De camino de vuelta a casa compró el periódico. Como no llegaba el ascensor subió andando, corriendo, no tenía tiempo que perder. Dispuso la mise en place. Con sumo cuidado cortó en dos la barra de pan procurando dejar el mismo espacio arriba que abajo. De no ser en la mitad justa, mejor un poquito más de grosor en la base, nunca al revés. ¡Cuántos bocadillos destrozados por separar mal el pan! Solo en la parte inferior, donde la miga era más compacta, extendió una mayonesa casera mejorada con mostaza de Dijon y sus granos hidratados en vinagre. Después, dispuso las tres salchichas, que antes marcó fuerte a la plancha, para sacarle el sabor tostado. Un hilo de aceite ahumado, cebolla roja confitada cubriendo el embutido y un buen puñado de rúcula, no muy crecida. Dos cucharadas de la salsa, puso la tapa de arriba en su lugar exacto, dio dos pasos atrás y contempló su obra maestra. Bellísimo.

El mejor bocadillo del mundo necesitaba acompañamiento líquido. Ya sabía que las salchichas se toman con cerveza, pero las normas existen para saltárselas, así que se puso un vino.

Dispuso el periódico sobre la mesa del salón. Cogió una bandeja con la intención de no llenar todo de migas y se sentó. Los dos filósofos a sus pies y el bocadillo delante. Escuchó el crujido del bocadillo al cogerlo con las dos manos, y le dio un mordisco con la boca entera. Exquisito. Platón y Aristóteles discutían si se trataba de un bocadillo transcendente o inmanente. Y miró la portada del periódico.

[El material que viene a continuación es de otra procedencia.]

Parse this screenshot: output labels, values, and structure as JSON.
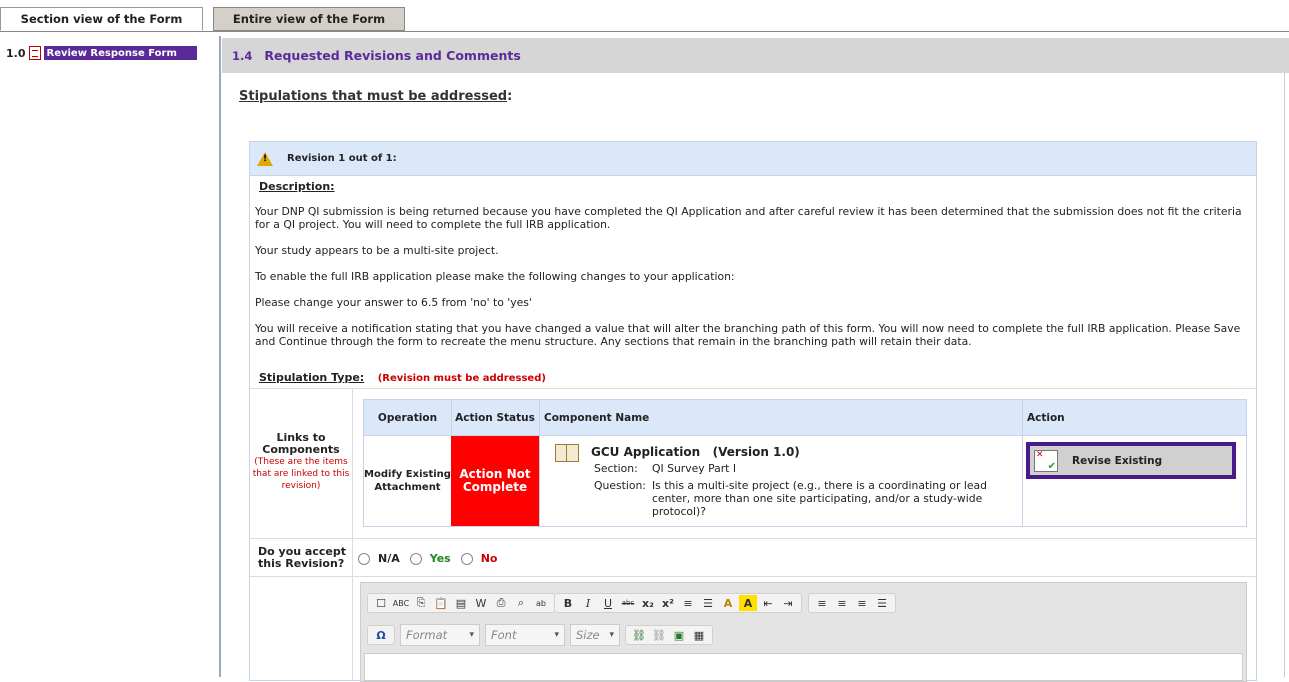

Se disponía Loizaga a darle un segundo bocado, glorioso, cuando, inducido por la lectura, detuvo el bocadillo a escasos centímetros de su boca. Lo alejó con sus dos manos para contemplarlo. Podía verse la salchicha, gorda, asomando por entre la rúcula. De repente, se fue el hambre. Dejó el bocadillo en la bandeja. Empezaba a subirle una extraña sensación desde su alma concupiscible. Asco. Platón y Aristóteles también habían perdido el apetito. La culpa era suya, se dijo, por leer la prensa. Mientras se come hay que extremar la presencia de entes extraños y malignos. De siempre se sabe que los problemas se tratan después de comido.

—¿Un pene suelto?, ¿en Bilbao?

Leyó de nuevo: «Encontrado un pene en un apartamento turístico».

Sintió un dolor agudo en su bajo vientre. Se llamaba empatía.

Volvió a mirar su bocadillo. A la salchicha solo le faltó saludar.

—A tomar por culo.

Y tiró primero el periódico a la basura. Luego el bocadillo.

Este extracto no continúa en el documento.